Submitted to: Cereal Chemistry
Publication Type: Peer Reviewed Journal
Publication Acceptance Date: 7/6/2010
Publication Date: 11/1/2010
Publication URL: http://naldc.nal.usda.gov/download/49253/PDF
Citation: Peiris, K., Pumphrey, M.O., Dong, Y., Maghirang, E.B., Berzonsky, W., Dowell, F.E. 2010. Near-infrared spectroscopic method for the identification of Fusarium head blight damage and prediction of deoxynivalenol in single wheat kernels. Cereal Chemistry. 87(6):511-517. Interpretive Summary: Proportion of Fusarium damaged kernels (FDK) and deoxynivalenol (DON) content in grain samples are often assessed to evaluate resistance of wheat germplasm for Fusarium Head Blight (FHB) resistance. Visual sorting of kernels to determine FDK% are laborious and subjective while chemical analysis of DON content is destructive and expensive. Therefore, a rapid instrumental technique to evaluate FDK and DON levels objectively and non-destructively is highly beneficial for the enhancement of breeding programs. The objective of this study was to develop automated single kernel near-infrared (SKNIR) spectroscopic methods for identification of FDK and for estimating DON levels of single kernels. The techniques developed could classify visually sound and fusarium damaged kernels with an accuracy of 98.8% and 99.9%, respectively. Moreover, the fusarium damaged kernel fraction could be sorted into 2 - 3 sub fractions with low to high DON levels. It was also possible to estimate DON levels of FDK fairly accurately. Compared to traditional methods, these techniques will allow analysis of grain samples for comprehensive evaluation of Fusarium resistance in breeding materials and therefore permit plant breeders and geneticists to evaluate many samples rapidly and cost effectively while retaining the seeds for generation advancement. Agronomists and plant pathologists may also use these techniques for analysis of grain samples in experiments designed for testing fungicides and/or other cultural control treatments for management of FHB disease and DON levels in wheat crops.
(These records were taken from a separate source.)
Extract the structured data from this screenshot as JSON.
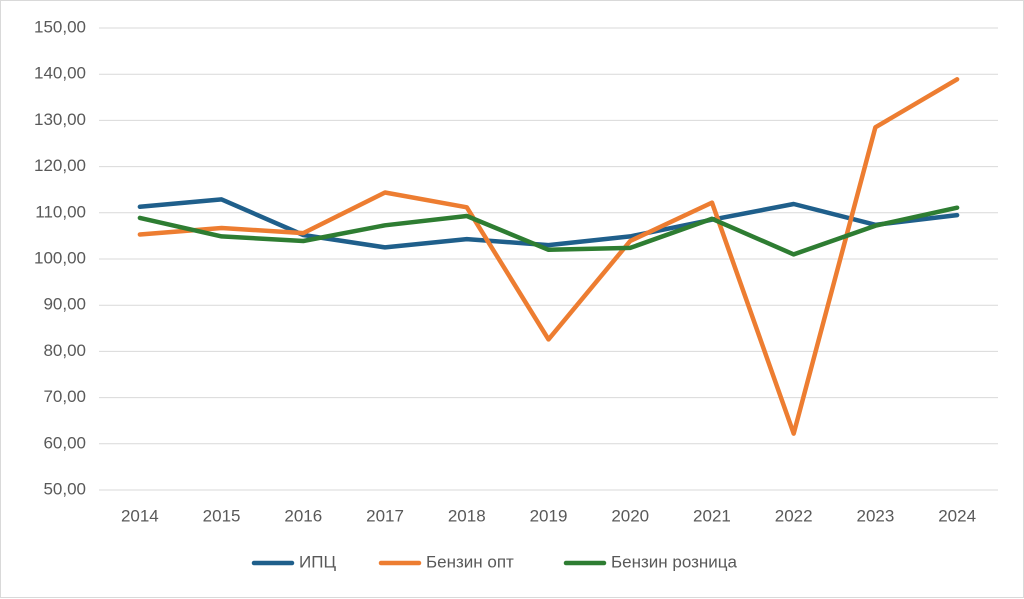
{
  "chart_data": {
    "type": "line",
    "title": "",
    "xlabel": "",
    "ylabel": "",
    "categories": [
      "2014",
      "2015",
      "2016",
      "2017",
      "2018",
      "2019",
      "2020",
      "2021",
      "2022",
      "2023",
      "2024"
    ],
    "ylim": [
      50,
      150
    ],
    "yticks": [
      50,
      60,
      70,
      80,
      90,
      100,
      110,
      120,
      130,
      140,
      150
    ],
    "ytick_labels": [
      "50,00",
      "60,00",
      "70,00",
      "80,00",
      "90,00",
      "100,00",
      "110,00",
      "120,00",
      "130,00",
      "140,00",
      "150,00"
    ],
    "grid": true,
    "legend_position": "bottom",
    "series": [
      {
        "name": "ИПЦ",
        "color": "#1f5f8b",
        "values": [
          111.3,
          112.9,
          105.2,
          102.5,
          104.3,
          103.0,
          104.9,
          108.5,
          111.9,
          107.4,
          109.5
        ]
      },
      {
        "name": "Бензин опт",
        "color": "#ed7d31",
        "values": [
          105.3,
          106.7,
          105.6,
          114.4,
          111.2,
          82.6,
          103.9,
          112.2,
          62.2,
          128.5,
          138.9
        ]
      },
      {
        "name": "Бензин розница",
        "color": "#2e7d32",
        "values": [
          108.9,
          104.9,
          103.9,
          107.3,
          109.3,
          102.0,
          102.4,
          108.7,
          101.0,
          107.2,
          111.1
        ]
      }
    ]
  }
}
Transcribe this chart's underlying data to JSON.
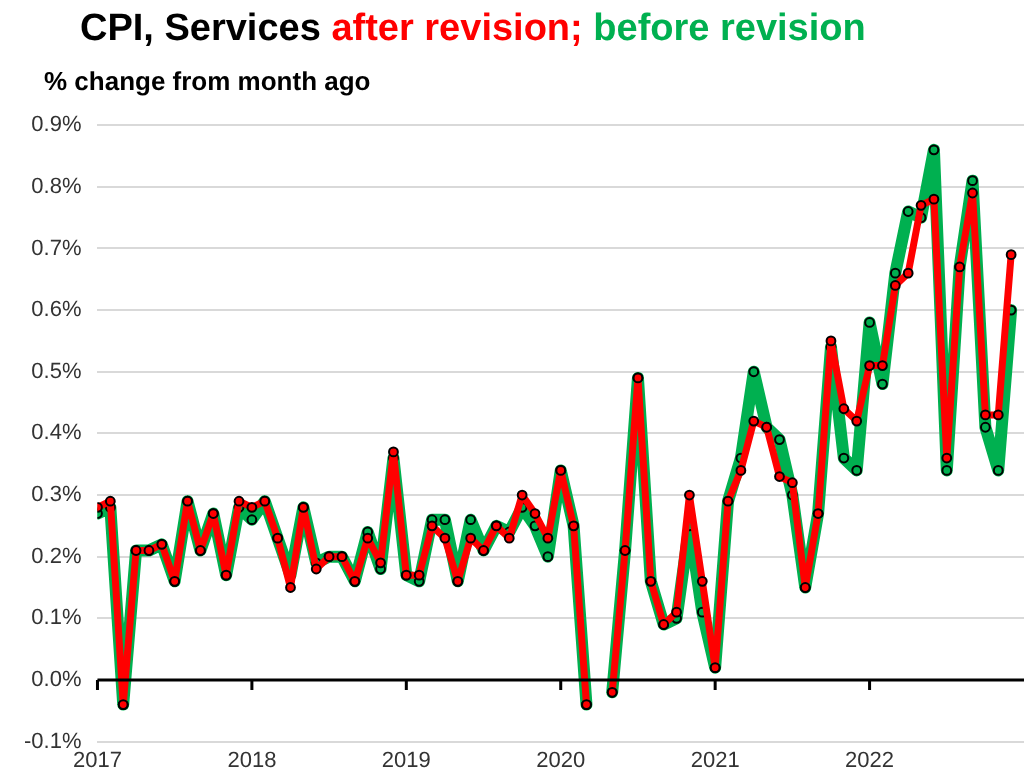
{
  "chart_data": {
    "type": "line",
    "title": "CPI, Services",
    "subtitle": "% change from month ago",
    "legend": "top",
    "grid": "y",
    "marker": "circle",
    "line_style": "solid",
    "x": [
      "2017-01",
      "2017-02",
      "2017-03",
      "2017-04",
      "2017-05",
      "2017-06",
      "2017-07",
      "2017-08",
      "2017-09",
      "2017-10",
      "2017-11",
      "2017-12",
      "2018-01",
      "2018-02",
      "2018-03",
      "2018-04",
      "2018-05",
      "2018-06",
      "2018-07",
      "2018-08",
      "2018-09",
      "2018-10",
      "2018-11",
      "2018-12",
      "2019-01",
      "2019-02",
      "2019-03",
      "2019-04",
      "2019-05",
      "2019-06",
      "2019-07",
      "2019-08",
      "2019-09",
      "2019-10",
      "2019-11",
      "2019-12",
      "2020-01",
      "2020-02",
      "2020-03",
      "2020-04",
      "2020-05",
      "2020-06",
      "2020-07",
      "2020-08",
      "2020-09",
      "2020-10",
      "2020-11",
      "2020-12",
      "2021-01",
      "2021-02",
      "2021-03",
      "2021-04",
      "2021-05",
      "2021-06",
      "2021-07",
      "2021-08",
      "2021-09",
      "2021-10",
      "2021-11",
      "2021-12",
      "2022-01",
      "2022-02",
      "2022-03",
      "2022-04",
      "2022-05",
      "2022-06",
      "2022-07",
      "2022-08",
      "2022-09",
      "2022-10",
      "2022-11",
      "2022-12"
    ],
    "xlim": [
      "2017",
      "2023"
    ],
    "xticks": [
      "2017",
      "2018",
      "2019",
      "2020",
      "2021",
      "2022"
    ],
    "ylim": [
      -0.1,
      0.9
    ],
    "yticks": [
      {
        "value": -0.1,
        "label": "-0.1%"
      },
      {
        "value": 0,
        "label": "0.0%"
      },
      {
        "value": 0.1,
        "label": "0.1%"
      },
      {
        "value": 0.2,
        "label": "0.2%"
      },
      {
        "value": 0.3,
        "label": "0.3%"
      },
      {
        "value": 0.4,
        "label": "0.4%"
      },
      {
        "value": 0.5,
        "label": "0.5%"
      },
      {
        "value": 0.6,
        "label": "0.6%"
      },
      {
        "value": 0.7,
        "label": "0.7%"
      },
      {
        "value": 0.8,
        "label": "0.8%"
      },
      {
        "value": 0.9,
        "label": "0.9%"
      }
    ],
    "series": [
      {
        "name": "after revision;",
        "color": "#ff0000",
        "values": [
          0.28,
          0.29,
          -0.04,
          0.21,
          0.21,
          0.22,
          0.16,
          0.29,
          0.21,
          0.27,
          0.17,
          0.29,
          0.28,
          0.29,
          0.23,
          0.15,
          0.28,
          0.18,
          0.2,
          0.2,
          0.16,
          0.23,
          0.19,
          0.37,
          0.17,
          0.17,
          0.25,
          0.23,
          0.16,
          0.23,
          0.21,
          0.25,
          0.23,
          0.3,
          0.27,
          0.23,
          0.34,
          0.25,
          -0.04,
          null,
          -0.02,
          0.21,
          0.49,
          0.16,
          0.09,
          0.11,
          0.3,
          0.16,
          0.02,
          0.29,
          0.34,
          0.42,
          0.41,
          0.33,
          0.32,
          0.15,
          0.27,
          0.55,
          0.44,
          0.42,
          0.51,
          0.51,
          0.64,
          0.66,
          0.77,
          0.78,
          0.36,
          0.67,
          0.79,
          0.43,
          0.43,
          0.69
        ]
      },
      {
        "name": "before revision",
        "color": "#00b050",
        "values": [
          0.27,
          0.28,
          -0.04,
          0.21,
          0.21,
          0.22,
          0.16,
          0.29,
          0.21,
          0.27,
          0.17,
          0.28,
          0.26,
          0.29,
          0.23,
          0.17,
          0.28,
          0.19,
          0.2,
          0.2,
          0.16,
          0.24,
          0.18,
          0.36,
          0.17,
          0.16,
          0.26,
          0.26,
          0.16,
          0.26,
          0.21,
          0.25,
          0.24,
          0.28,
          0.25,
          0.2,
          0.34,
          0.25,
          -0.04,
          null,
          -0.02,
          0.21,
          0.49,
          0.16,
          0.09,
          0.1,
          0.25,
          0.11,
          0.02,
          0.29,
          0.36,
          0.5,
          0.41,
          0.39,
          0.3,
          0.15,
          0.27,
          0.54,
          0.36,
          0.34,
          0.58,
          0.48,
          0.66,
          0.76,
          0.75,
          0.86,
          0.34,
          0.67,
          0.81,
          0.41,
          0.34,
          0.6
        ]
      }
    ]
  }
}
Technical Abstract: Fusarium Head Blight (FHB), or scab, can result in significant crop yield losses and contaminated grain in wheat (Triticum aestivum L.). Growing less susceptible varieties is one of the most effective methods for managing FHB and for reducing deoxynivalenol (DON) levels in grain, but breeding programs lack a rapid and objective method for identifying the fungi and their toxins. It is important to estimate proportions of sound kernels and fusarium-damaged kernels (FDKs) in grain and to estimate DON levels of FDKs to objectively assess the resistance of a variety. An automated single kernel near-infrared (SKNIR) spectroscopic method for identification of FDKs and for estimating DON levels was evaluated. The SKNIR system classified visually sound and FDKs with an accuracy of 98.8% and 99.9%, respectively. The sound fraction had no or very little accumulation of DON. The FDK fraction was sorted into fractions with high or low DON content. The kernels identified by the SKNIR system as FDKs had a better correlation than visual FDK % with other FHB assessment indices such as FHB severity, FHB incidence and kernels g-1. This technique can be successfully employed to non-destructively sort kernels with fusarium damage and to estimate DON levels of those kernels. Because the method is non-destructive, seeds may be saved for generation advancement. The automated method is rapid, and the sorting of grains into several fractions depending on DON levels will provide breeders with more information compared with techniques that deliver average DON levels from bulk seed samples.